A Land Trust
As a nonprofit land trust, the Foundation for Sustainable Forests protects and stewards nearly 2,000 acres of working woodlands through direct ownership or a conservation easement with a forest management component. These lands serve the community in perpetuity- supporting the rural economy through sustainable forestry and providing critical services such as clean air and water, and recreational opportunities for the public to enjoy. As part of our commitment to the community, our properties remain on the tax rolls and support rural jobs in the sustainable timber and land stewardship industry.
OUR MISSION is to protect forested ecosystems and support rural communities through working forests, to raise awareness of the importance of conserving intact forested ecosystems, and to highlight sustainable forestry practices for the benefit of the land.
Where We Started
In 2004 Troy and Lynn Firth started the Firth Family Foundation to manage and protect their woodlands in perpetuity. In 2009, after realizing the need for a broader conservation entity active in forest management, we became the Foundation for Sustainable Forests and began work with landowners around the region.
For landowners concerned about the future of their forest we offer a way to continue a legacy of stewardship beyond their tenure. Through donations, grants and proceeds we continue an active program of land conservation and education.

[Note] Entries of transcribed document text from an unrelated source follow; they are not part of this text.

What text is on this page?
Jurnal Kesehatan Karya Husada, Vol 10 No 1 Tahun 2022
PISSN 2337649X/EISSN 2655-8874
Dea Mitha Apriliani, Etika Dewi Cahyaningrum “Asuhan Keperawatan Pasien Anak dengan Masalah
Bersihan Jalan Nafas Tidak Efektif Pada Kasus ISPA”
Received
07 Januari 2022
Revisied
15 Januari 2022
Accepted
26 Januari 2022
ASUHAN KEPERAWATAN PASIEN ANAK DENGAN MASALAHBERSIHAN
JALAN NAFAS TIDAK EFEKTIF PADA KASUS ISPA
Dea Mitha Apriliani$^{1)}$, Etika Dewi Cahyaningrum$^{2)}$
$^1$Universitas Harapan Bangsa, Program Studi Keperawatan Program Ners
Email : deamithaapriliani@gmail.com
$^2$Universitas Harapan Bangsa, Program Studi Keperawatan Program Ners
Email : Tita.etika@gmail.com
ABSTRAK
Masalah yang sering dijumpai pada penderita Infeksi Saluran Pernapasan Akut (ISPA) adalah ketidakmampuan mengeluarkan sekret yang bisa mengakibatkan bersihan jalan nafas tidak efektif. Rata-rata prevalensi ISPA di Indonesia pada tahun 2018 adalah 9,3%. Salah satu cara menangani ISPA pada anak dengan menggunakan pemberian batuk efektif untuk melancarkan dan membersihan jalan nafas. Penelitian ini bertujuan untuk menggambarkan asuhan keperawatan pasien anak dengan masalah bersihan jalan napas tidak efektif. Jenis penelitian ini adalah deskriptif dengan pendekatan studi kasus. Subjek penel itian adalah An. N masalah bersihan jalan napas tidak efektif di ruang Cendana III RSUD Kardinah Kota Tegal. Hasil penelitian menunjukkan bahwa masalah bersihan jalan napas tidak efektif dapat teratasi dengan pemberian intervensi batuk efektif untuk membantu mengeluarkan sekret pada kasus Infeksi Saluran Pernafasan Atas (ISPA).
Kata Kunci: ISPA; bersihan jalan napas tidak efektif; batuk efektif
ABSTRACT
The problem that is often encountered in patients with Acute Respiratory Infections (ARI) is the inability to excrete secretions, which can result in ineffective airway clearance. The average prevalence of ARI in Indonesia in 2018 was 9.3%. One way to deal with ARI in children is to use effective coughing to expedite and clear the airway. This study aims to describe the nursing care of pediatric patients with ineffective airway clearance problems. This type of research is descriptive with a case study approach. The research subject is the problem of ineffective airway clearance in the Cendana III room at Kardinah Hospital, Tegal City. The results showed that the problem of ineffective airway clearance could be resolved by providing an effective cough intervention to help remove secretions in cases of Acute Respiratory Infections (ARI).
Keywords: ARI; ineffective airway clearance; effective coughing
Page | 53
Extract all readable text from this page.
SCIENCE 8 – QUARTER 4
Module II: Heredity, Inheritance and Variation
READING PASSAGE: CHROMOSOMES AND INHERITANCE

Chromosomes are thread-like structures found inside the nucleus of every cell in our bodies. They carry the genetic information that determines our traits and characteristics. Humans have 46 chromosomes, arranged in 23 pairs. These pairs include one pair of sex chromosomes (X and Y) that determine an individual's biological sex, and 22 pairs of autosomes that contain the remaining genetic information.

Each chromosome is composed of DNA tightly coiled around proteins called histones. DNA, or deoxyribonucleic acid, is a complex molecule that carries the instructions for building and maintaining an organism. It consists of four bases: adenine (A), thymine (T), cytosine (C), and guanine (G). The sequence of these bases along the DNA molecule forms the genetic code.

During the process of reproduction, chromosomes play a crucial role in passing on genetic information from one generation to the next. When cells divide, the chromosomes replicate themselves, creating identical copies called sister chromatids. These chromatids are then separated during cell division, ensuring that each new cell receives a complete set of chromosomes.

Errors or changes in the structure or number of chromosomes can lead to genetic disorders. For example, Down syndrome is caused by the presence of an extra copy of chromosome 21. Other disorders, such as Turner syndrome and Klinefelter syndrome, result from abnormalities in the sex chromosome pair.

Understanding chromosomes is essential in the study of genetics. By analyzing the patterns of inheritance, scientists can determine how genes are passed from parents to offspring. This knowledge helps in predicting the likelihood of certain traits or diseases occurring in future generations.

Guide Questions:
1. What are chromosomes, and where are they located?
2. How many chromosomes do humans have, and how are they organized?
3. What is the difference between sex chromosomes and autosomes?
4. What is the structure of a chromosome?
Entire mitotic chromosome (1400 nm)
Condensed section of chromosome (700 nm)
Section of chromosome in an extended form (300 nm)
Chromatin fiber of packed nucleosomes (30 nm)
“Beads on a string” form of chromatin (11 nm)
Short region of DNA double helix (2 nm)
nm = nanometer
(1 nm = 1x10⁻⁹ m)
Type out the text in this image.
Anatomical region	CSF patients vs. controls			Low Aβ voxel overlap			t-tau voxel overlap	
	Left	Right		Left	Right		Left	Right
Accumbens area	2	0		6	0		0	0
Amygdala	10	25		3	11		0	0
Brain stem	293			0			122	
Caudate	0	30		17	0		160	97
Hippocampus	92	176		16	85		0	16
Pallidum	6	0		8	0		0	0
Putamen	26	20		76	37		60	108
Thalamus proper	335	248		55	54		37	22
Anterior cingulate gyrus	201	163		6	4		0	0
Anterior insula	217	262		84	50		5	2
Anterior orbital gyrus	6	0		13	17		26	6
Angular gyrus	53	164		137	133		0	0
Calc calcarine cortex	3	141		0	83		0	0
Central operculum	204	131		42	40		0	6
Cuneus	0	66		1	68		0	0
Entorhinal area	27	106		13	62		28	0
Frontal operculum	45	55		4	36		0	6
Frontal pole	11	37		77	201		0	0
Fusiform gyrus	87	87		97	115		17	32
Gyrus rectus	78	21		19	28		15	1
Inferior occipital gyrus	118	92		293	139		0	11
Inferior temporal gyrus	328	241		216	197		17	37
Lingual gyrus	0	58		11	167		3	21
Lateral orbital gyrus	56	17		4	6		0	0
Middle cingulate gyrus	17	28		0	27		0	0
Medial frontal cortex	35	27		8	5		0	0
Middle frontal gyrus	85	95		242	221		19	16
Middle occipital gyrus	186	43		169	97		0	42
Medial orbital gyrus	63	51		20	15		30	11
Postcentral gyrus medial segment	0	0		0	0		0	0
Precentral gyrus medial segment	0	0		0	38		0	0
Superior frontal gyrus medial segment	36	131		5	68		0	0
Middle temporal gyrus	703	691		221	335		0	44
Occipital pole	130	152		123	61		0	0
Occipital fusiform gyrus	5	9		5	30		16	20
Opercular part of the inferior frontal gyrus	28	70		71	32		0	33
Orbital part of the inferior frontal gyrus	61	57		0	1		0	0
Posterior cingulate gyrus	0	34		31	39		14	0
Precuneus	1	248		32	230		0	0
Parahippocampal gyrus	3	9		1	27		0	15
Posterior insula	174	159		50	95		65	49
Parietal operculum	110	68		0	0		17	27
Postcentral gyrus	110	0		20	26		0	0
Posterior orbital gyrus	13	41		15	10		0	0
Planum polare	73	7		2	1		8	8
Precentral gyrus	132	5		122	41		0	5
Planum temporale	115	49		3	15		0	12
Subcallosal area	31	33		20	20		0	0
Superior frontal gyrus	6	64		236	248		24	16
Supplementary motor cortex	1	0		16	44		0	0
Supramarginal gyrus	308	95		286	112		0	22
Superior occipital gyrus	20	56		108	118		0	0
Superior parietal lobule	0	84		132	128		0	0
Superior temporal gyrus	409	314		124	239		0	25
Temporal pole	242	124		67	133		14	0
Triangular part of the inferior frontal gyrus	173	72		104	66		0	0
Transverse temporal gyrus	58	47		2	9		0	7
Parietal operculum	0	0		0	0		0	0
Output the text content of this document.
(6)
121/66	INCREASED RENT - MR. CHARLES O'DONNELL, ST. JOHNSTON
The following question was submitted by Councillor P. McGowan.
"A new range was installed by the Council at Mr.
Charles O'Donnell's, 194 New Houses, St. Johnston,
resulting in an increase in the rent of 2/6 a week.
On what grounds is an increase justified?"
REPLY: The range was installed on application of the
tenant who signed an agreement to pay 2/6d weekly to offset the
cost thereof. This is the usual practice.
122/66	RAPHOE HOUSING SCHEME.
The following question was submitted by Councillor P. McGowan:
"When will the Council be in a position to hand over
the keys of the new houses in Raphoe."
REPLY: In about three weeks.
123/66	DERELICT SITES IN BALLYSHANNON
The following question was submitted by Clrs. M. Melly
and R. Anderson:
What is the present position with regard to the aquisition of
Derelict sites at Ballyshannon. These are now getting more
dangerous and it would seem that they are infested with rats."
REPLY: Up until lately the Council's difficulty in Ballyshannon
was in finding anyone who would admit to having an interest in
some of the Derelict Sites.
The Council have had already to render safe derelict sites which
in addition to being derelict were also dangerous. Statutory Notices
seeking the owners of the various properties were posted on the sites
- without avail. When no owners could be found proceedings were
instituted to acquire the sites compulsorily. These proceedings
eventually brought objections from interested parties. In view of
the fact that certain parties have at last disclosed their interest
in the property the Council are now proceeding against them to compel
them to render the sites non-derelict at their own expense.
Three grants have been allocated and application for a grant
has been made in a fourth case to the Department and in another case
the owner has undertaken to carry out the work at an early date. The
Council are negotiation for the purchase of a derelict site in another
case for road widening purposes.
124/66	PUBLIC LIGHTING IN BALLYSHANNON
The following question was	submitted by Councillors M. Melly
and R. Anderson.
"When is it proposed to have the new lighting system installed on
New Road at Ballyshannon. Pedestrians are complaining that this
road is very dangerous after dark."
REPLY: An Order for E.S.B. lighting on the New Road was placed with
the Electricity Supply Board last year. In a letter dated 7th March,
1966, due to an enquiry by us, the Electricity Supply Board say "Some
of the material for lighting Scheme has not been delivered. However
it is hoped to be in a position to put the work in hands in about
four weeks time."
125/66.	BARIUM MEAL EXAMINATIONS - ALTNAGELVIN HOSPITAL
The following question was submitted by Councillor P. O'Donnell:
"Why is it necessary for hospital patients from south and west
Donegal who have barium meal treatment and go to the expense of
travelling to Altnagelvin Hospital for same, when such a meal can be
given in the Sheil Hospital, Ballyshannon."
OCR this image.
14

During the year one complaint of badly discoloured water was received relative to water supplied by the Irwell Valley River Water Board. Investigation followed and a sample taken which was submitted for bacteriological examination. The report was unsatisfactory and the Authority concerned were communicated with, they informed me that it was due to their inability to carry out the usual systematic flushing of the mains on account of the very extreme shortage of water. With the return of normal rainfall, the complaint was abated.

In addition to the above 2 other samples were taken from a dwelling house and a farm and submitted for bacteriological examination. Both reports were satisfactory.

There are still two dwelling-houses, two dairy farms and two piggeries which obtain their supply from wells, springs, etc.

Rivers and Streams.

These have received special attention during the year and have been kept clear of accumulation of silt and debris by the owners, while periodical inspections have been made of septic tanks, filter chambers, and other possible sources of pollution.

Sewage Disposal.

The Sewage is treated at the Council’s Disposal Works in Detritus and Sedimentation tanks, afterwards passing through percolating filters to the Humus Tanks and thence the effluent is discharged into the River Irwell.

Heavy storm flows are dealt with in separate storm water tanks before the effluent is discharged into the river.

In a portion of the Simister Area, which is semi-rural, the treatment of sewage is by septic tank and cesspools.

In timber-dependent communities, such as those found in Northwest Pennsylvania, it is crucial that land protection efforts do not stifle the local economy. Rather than preserving land untouched, we are actively managing our timber resources to sustainably provide the forest products and ecosystem services that people depend on. By functioning within the local community we are better positioned to educate the public about sustainable, restorative forestry and broaden our impact across the landscape.
"A thing is right when it tends to preserve the integrity, stability and beauty of the biotic community. It is wrong when it tends otherwise."
A Focus on Conservation Forestry
Our Forest Management Principles
- Be reactive in our assessment and proactive in our approach: Let conditions recommend the management rather than dictating conditions through management
- Maximize Options: To accommodate future variables, management should create diversity and opportunity.
- Emphasize art, not just science: Our scientific understanding is limited to a single generation of trees. Therefore, personal experience and intuition must play a role.
Aldo Leopold once wrote, "To keep every cog and wheel is the first precaution of intelligent tinkering." Our goal as we put these principles into action through "intelligent tinkering" is to ensure that we are maintaining resilience, balance and diversity in our forests.
Selecting Trees for Harvest
Good forestry inherently involves long-term management. Trees often have a lifespan of several hundred years so growing a healthy forest cannot be accomplished with short-term economic priorities. When deciding which trees will be cut we must ignore the value of the tree and focus instead on its health and potential and the forest as a whole.
Using ''worst-first'' tree selection means that we harvest only the unhealthy, undesirable or worst trees. This leaves behind a forest stand of healthy, high quality trees that will yield the best long-term economic return and improve the overall health of the ecosystem. By avoiding large scale clearcuts and other intensive, industrial practices our forests become a mosaic of trees with different heights, species, and functions. In many cases our early management is a matter of restorative forestry.
Diverse forests are better able to provide habitat and to respond to future impacts.
Good forestry focuses more on the trees being left in the woods than those being removed. Because of this, it is important that we do no damage to the so-called "residual" trees during a harvest.
Rather than removing logs with a large machine we utilize teams of horses to skid from the stump to a roadway wherever feasible. Since horses are lighter and smaller than conventional machinery, we are able to navigate through the forest with less damage to trees along the skid trail and less rutting of the soil.